Both the Alpha Gamma Omega fraternity and Alpha Delta Chi sorority, whose San Diego State University chapters originally brought lawsuits in 2005 arguing the ability to provide membership to only Christians, have organizations in the San Luis Obispo community that are not affiliated with Cal Poly. This ruling sets a precedent that supports the current Cal Poly policy toward the two groups.
The San Luis Obispo Alpha Delta Chi sorority was founded four years ago as separate entity from Cal Poly. Alpha Gamma Omega was originally affiliated with the university but was later removed from campus in compliance with a California law known as Title 5.
Title 5 prohibits any state-supported organization from discriminating based on religion, age, race, color, ancestry, sexual orientation, disability, sex or gender. Since Cal Poly is a public university, all organizations it funds must follow these guidelines.
This Supreme Court decision to not hear the case might have eliminated any hope of reaffiliation for the two greek organizations. Alpha Gamma Omega president and general engineering senior Robert Hobson said despite numerous attempts to become affiliated once again, he does not believe the fraternity will ever be allowed back on campus.
“We always hoped that one day we would enjoy playing IFC (Interfraternity Council) sports again,” Hobson said. “But we’ve always planned on not getting back on campus.”
Both the fraternity and sorority engage in practices that are discriminatory against non-Christians, greek life director Diego Silva said. The Alpha Gamma Omega fraternity allows non-Christians in the fraternity, but executive board members must submit a statement of faith in their acceptance of Christianity. Alpha Delta Chi requires all members be Christian and to refrain from sexual relations until marriage. It also requires members to regularly attend church.

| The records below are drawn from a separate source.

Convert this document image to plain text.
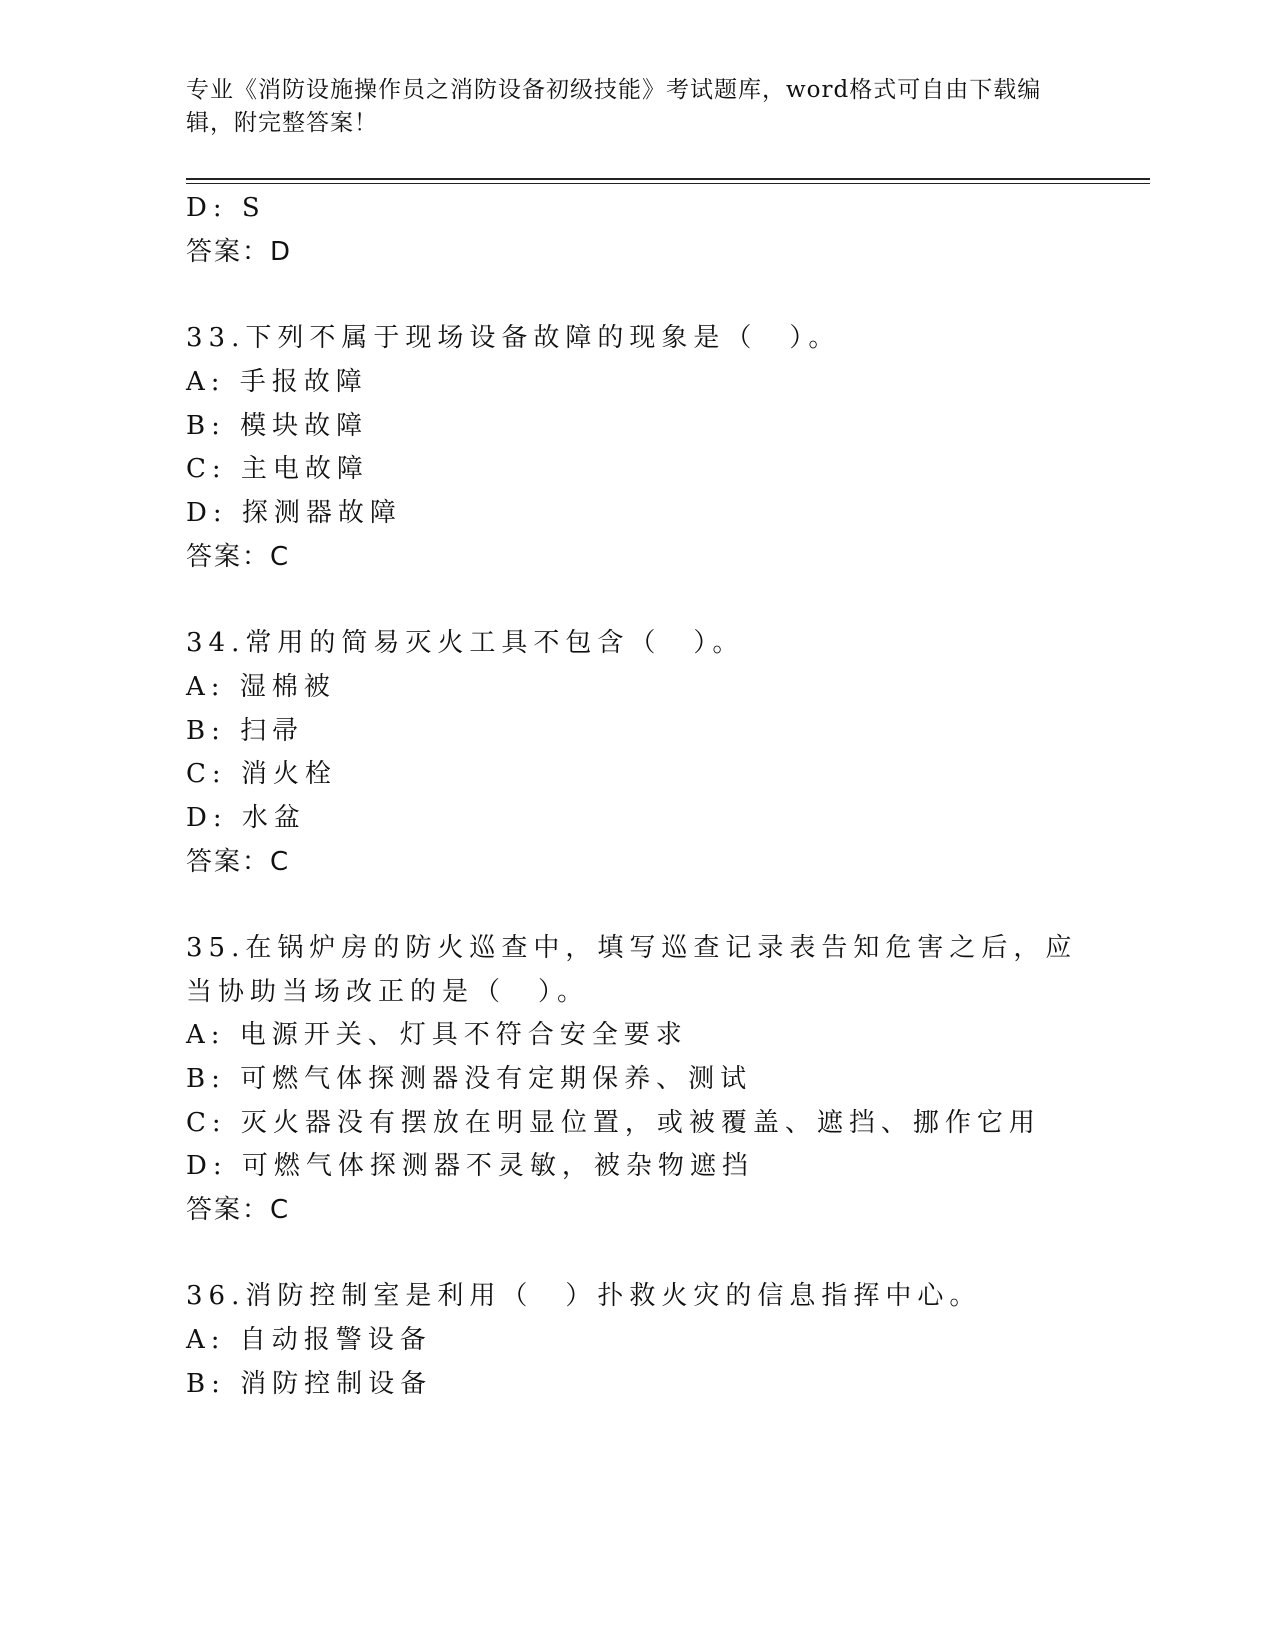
专业《消防设施操作员之消防设备初级技能》考试题库，word格式可自由下载编辑，附完整答案！
D: S
答案：D
33.下列不属于现场设备故障的现象是（　）。
A: 手报故障
B: 模块故障
C: 主电故障
D: 探测器故障
答案：C
34.常用的简易灭火工具不包含（　）。
A: 湿棉被
B: 扫帚
C: 消火栓
D: 水盆
答案：C
35.在锅炉房的防火巡查中，填写巡查记录表告知危害之后，应当协助当场改正的是（　）。
A: 电源开关、灯具不符合安全要求
B: 可燃气体探测器没有定期保养、测试
C: 灭火器没有摆放在明显位置，或被覆盖、遮挡、挪作它用
D: 可燃气体探测器不灵敏，被杂物遮挡
答案：C
36.消防控制室是利用（　）扑救火灾的信息指挥中心。
A: 自动报警设备
B: 消防控制设备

“We accept students from all types of backgrounds and beliefs and cultures,” Silva said. “So it’s a little tricky when you start to endorse groups that don’t do that and don’t fall in line with what is the mission of the university.”
Alpha Delta Chi president and civil engineering senior Sarah Cosseboom said she can see why the sorority’s membership requirements are labeled as discriminatory, but said they are right for the sorority.
“In a way it discriminates,” she said, “but I don’t understand why you’d want to join if you weren’t a Christian.”
Both organizations are not included in special privileges given to student groups, Silva said. They are unable to use on-campus facilities and be involved with Cal Poly affiliated events, such as the Week of Welcome block party showcase.
Cosseboom said her sorority initially struggled with recruitment due to the lack of campus accessibility.
“It’s a little frustrating, but we’ve been able to maintain ourselves,” she said.
Sorority members found success in posting flyers at local churches to bring in new members. Cosseboom also said word of mouth popularized the organization in the Cal Poly Christian community. Alpha Delta Chi currently has 11 active members in its San Luis Obispo chapter, all Cal Poly females.
Though Hobson said his organization faces several of the same challenges as Alpha Delta Chi, he believes the policy of denying non-Christians executive member status is important for the fraternity.
“If we want to run a Christ-centered organization, we need to have Christ-centered leaders,” he said.
Hobson said Alpha Gamma Omega national representatives have discussed removing the policy, but he does not believe it will change any time soon.
“(A policy shift) would change our identity and how we serve the future generations of Alpha Gamma Omega,” Hobson said.
Similarly, Silva said he understands why the fraternity and sorority have their discriminatory practices and does not see problems with their conduct.
“They are well-intended groups, and they do do more good than bad, a lot more good than bad things,” Silva said. “I can’t think of anything to speak negatively on the groups themselves.”
But he said the university’s concern arises from the possibility of the fraternity and sorority changing their mission and further promoting discrimination at Cal Poly.
“Alpha Gamma Omega today is not going to be the same Alpha Gamma Omega it will be next year,” Silva said. “All it takes is a few bad seeds to turn them in a new direction. Worst case scenario, that could come back to really, really hurt Cal Poly and its mission and values as an institution as a whole.”